Дмитрий Быков привнес в произведение что-то свое?

Я бы сказал, что он сделал достаточно точный перевод. У Дмитрия Быкова получилась интересная и нахальная литературоведческая работа – в хорошем смысле нахальная. Быков ухитрился сделать очень интересную вещь: он нашел в нашей классической литературе, в текстах Александра Сергеевича Пушкина - как ни странно, в его судьбе - парафразы к Мольеру. Мольера как такового мы частенько понимаем через Булгакова, через «Жизнь господина де Мольера». Иначе уже нельзя. Тем более что эта пьеса, «Школа жен» - достаточно болевая для Мольера, потому что была написана в момент, когда у него пошел конфликт с этой молодой девочкой, его женой. Уже стареющий Мольер многое переживал из того, что он передал своему персонажу, Арнольду. Поэтому играть Арнольда в чистом виде, вне «Господина де Мольера» Булгакова, достаточно сложно. А Быков еще придумал аллюзию к отношениям Пушкина с Гончаровой, кое-где встречаются скрытые цитаты из «Евгения Онегина». Один раз, в начале моей работы над спектаклем, мы разговаривали с Быковым по телефону. Я выслушал от него пожелание, чтобы пьеса была максимально точно поставлена, что, собственно, я и сделал. Но у нас впереди еще достаточно времени для того, чтобы что-то поменялось, какие-то акценты были проставлены. 

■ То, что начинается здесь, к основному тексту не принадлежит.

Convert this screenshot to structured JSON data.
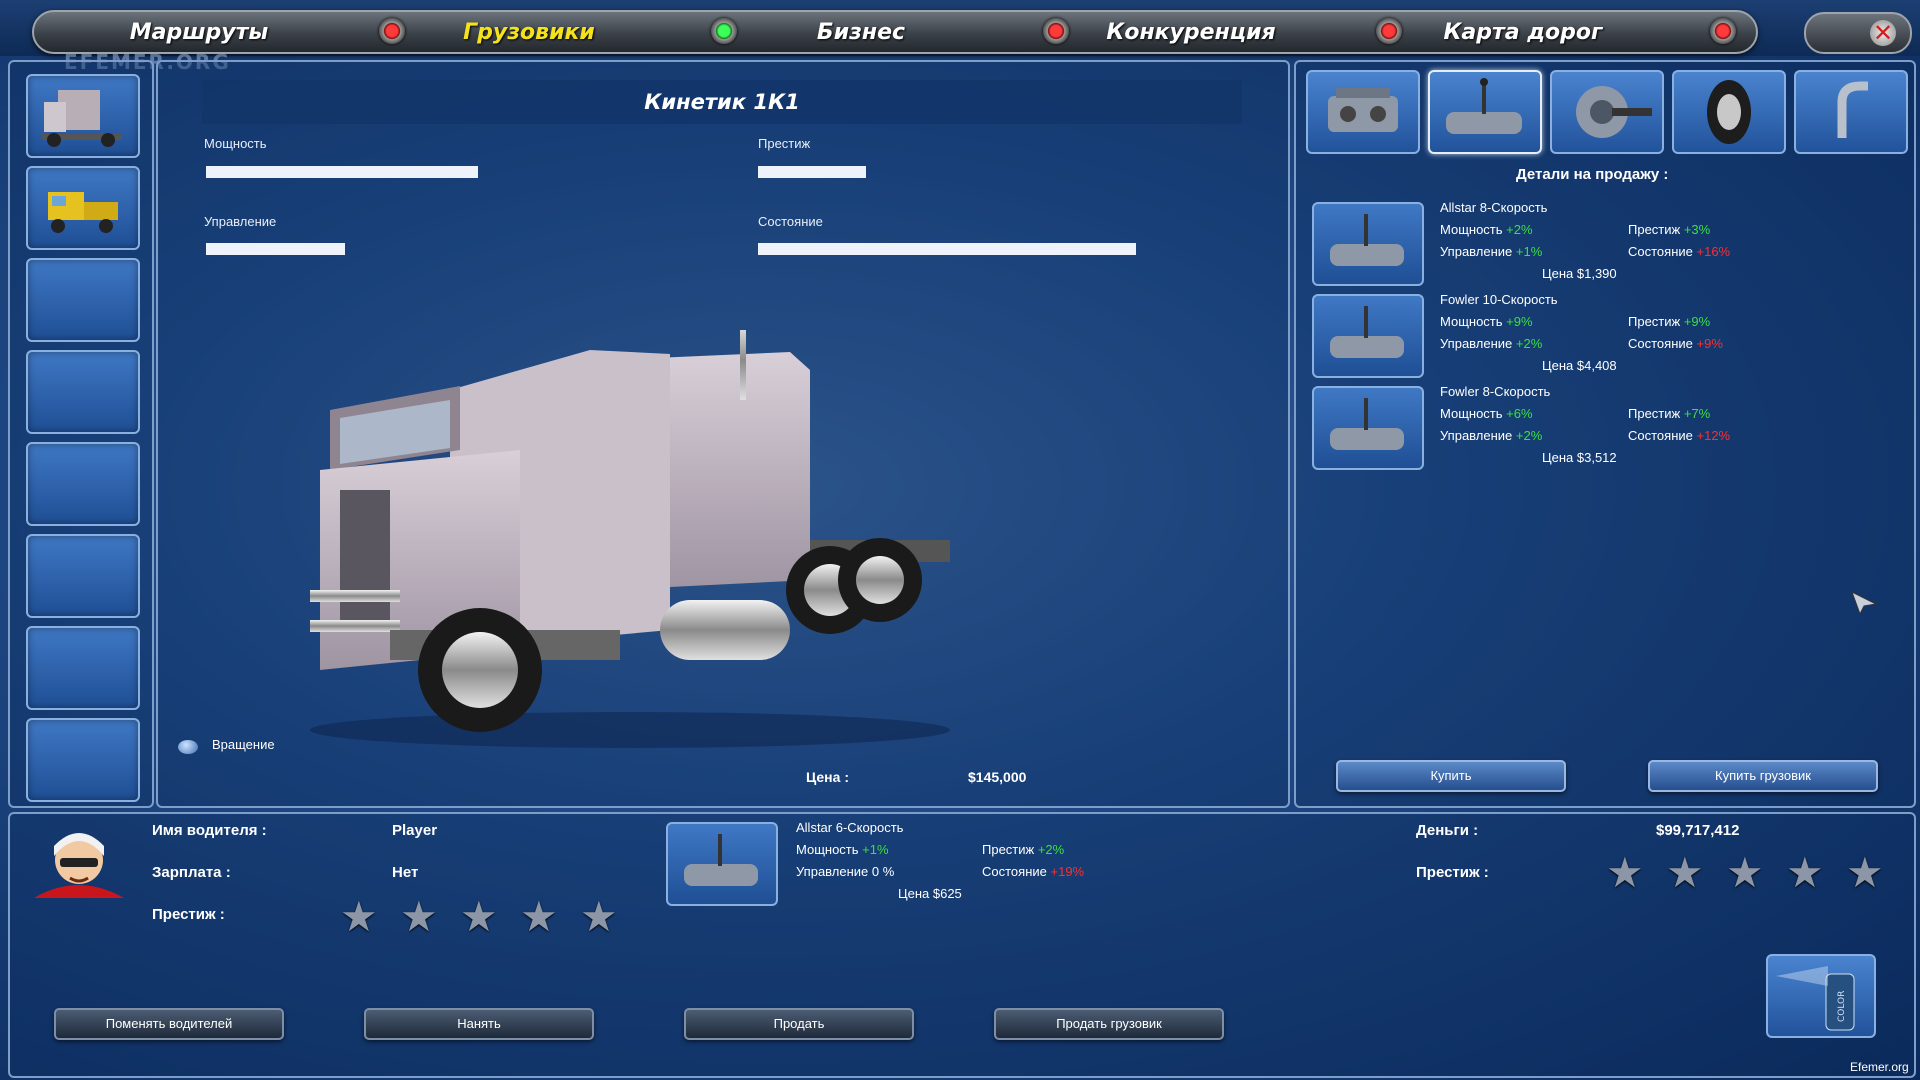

В столице классика по Мольеру вообще пользуется спросом?

«На Таганке» уже больше трех десятилетий идет знаменитый «Тартюф» – один из самых старых спектаклей театра. Если до этого сезона в нем еще играл один «старый» артист, то сейчас состав вообще весь осовремененный, но спектакль держится. И народ на него идет. Мольер живой, вечный – почему на него нельзя ходить? 

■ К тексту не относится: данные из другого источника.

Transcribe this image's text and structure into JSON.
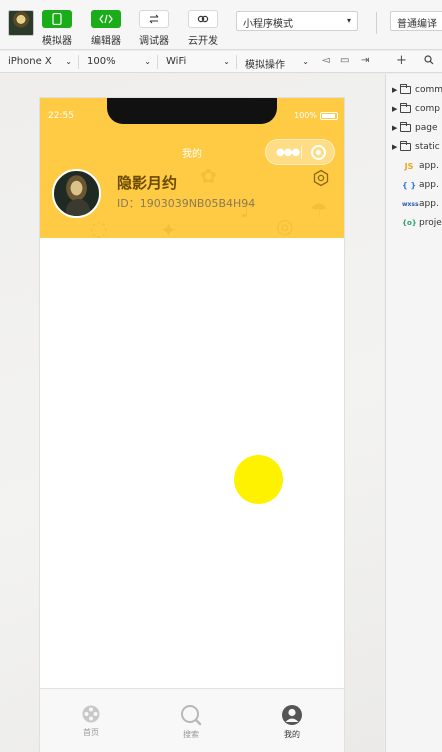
{
  "toolbar": {
    "simulator_label": "模拟器",
    "editor_label": "编辑器",
    "debugger_label": "调试器",
    "cloud_label": "云开发",
    "mode_select": "小程序模式",
    "compile_select": "普通编译"
  },
  "subbar": {
    "device": "iPhone X",
    "zoom": "100%",
    "network": "WiFi",
    "operation": "模拟操作"
  },
  "phone": {
    "status_time": "22:55",
    "battery": "100%",
    "nav_title": "我的",
    "user_name": "隐影月约",
    "user_id": "ID：1903039NB05B4H94",
    "tabs": [
      {
        "label": "首页",
        "icon": "film-reel-icon"
      },
      {
        "label": "搜索",
        "icon": "search-icon"
      },
      {
        "label": "我的",
        "icon": "user-icon"
      }
    ],
    "colors": {
      "header": "#ffcb45",
      "ball": "#fff200"
    }
  },
  "filetree": {
    "items": [
      {
        "name": "comm",
        "kind": "folder"
      },
      {
        "name": "comp",
        "kind": "folder"
      },
      {
        "name": "page",
        "kind": "folder"
      },
      {
        "name": "static",
        "kind": "folder"
      },
      {
        "name": "app.",
        "kind": "js",
        "badge": "JS"
      },
      {
        "name": "app.",
        "kind": "json",
        "badge": "{ }"
      },
      {
        "name": "app.",
        "kind": "wxss",
        "badge": "wxss"
      },
      {
        "name": "proje",
        "kind": "config",
        "badge": "{o}"
      }
    ]
  }
}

В октябре Вы готовитесь показать саратовской публике два моноспектакля с Вашим участием. Для местной аудитории это будет в новинку. Расскажите, пожалуйста, о том, что представляет из себя этот жанр и как Вы к нему пришли.

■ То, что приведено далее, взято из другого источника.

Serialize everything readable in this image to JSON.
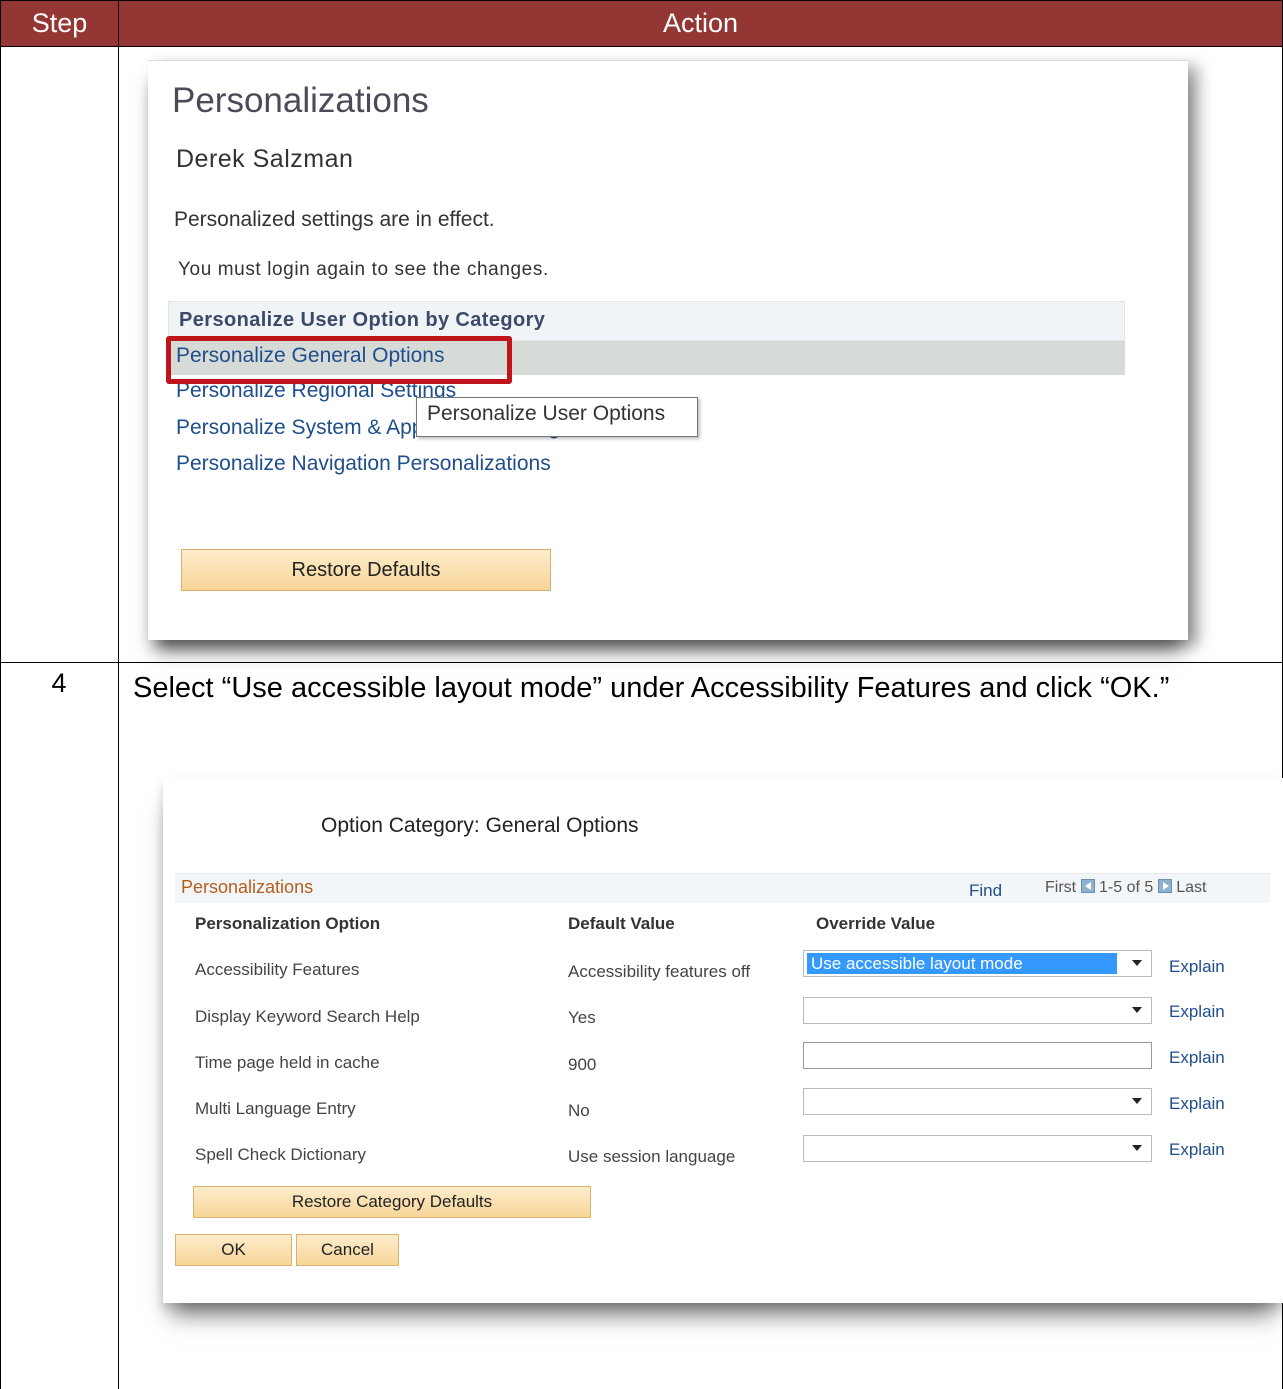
{
  "header": {
    "step_label": "Step",
    "action_label": "Action"
  },
  "row4": {
    "step_number": "4",
    "instruction": "Select “Use accessible layout mode” under Accessibility Features and click “OK.”"
  },
  "personalizations_page": {
    "title": "Personalizations",
    "user_name": "Derek Salzman",
    "status_message": "Personalized settings are in effect.",
    "login_message": "You must login again to see the changes.",
    "category_header": "Personalize User Option by Category",
    "links": [
      "Personalize General Options",
      "Personalize Regional Settings",
      "Personalize System & Application Settings",
      "Personalize Navigation Personalizations"
    ],
    "tooltip": "Personalize User Options",
    "restore_button": "Restore Defaults"
  },
  "general_options_page": {
    "title": "Option Category:  General Options",
    "grid_title": "Personalizations",
    "find_link": "Find",
    "nav": {
      "first": "First",
      "range": "1-5 of 5",
      "last": "Last"
    },
    "columns": [
      "Personalization Option",
      "Default Value",
      "Override Value"
    ],
    "rows": [
      {
        "option": "Accessibility Features",
        "default": "Accessibility features off",
        "override": "Use accessible layout mode",
        "explain": "Explain"
      },
      {
        "option": "Display Keyword Search Help",
        "default": "Yes",
        "override": "",
        "explain": "Explain"
      },
      {
        "option": "Time page held in cache",
        "default": "900",
        "override": "",
        "explain": "Explain"
      },
      {
        "option": "Multi Language Entry",
        "default": "No",
        "override": "",
        "explain": "Explain"
      },
      {
        "option": "Spell Check Dictionary",
        "default": "Use session language",
        "override": "",
        "explain": "Explain"
      }
    ],
    "restore_button": "Restore Category Defaults",
    "ok_button": "OK",
    "cancel_button": "Cancel"
  },
  "colors": {
    "header_bg": "#943634",
    "link": "#1f4e8c",
    "highlight_box": "#c0141b",
    "grid_title": "#b75d1c"
  }
}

Моя работа над Шекспиром началась еще в институте, когда я впервые стал делать спектакль с одним актером по «Ричарду 3-му». Это было очень давно, в другой жизни. Потом я опять вернулся к этому спектаклю и стал искать уже нового исполнителя. Долго искал. Пока не посмотрел в зеркало. Меня стало подзуживать: «А почему я сам не могу? Я хочу!» И я сыграл. Мы поехали на один фестиваль, на другой, на третий. Наш «Ричард» ездил достаточно удачно, мы катали его в совершенно разных помещениях от пятидесяти до семисот пятидесяти мест в старинном многоярусном театре в Запорожье. А в прошлом сезоне режиссер-драматург Роман Михеенков, посмотрев «Ричарда», предложил мне сделать «Венецианского купца» Шейлока. Он написал инсценировку, и уже как режиссер сделал со мной моноспектакль «Фунт правосудия» по «Венецианскому купцу». Оба они будут привезены сюда. 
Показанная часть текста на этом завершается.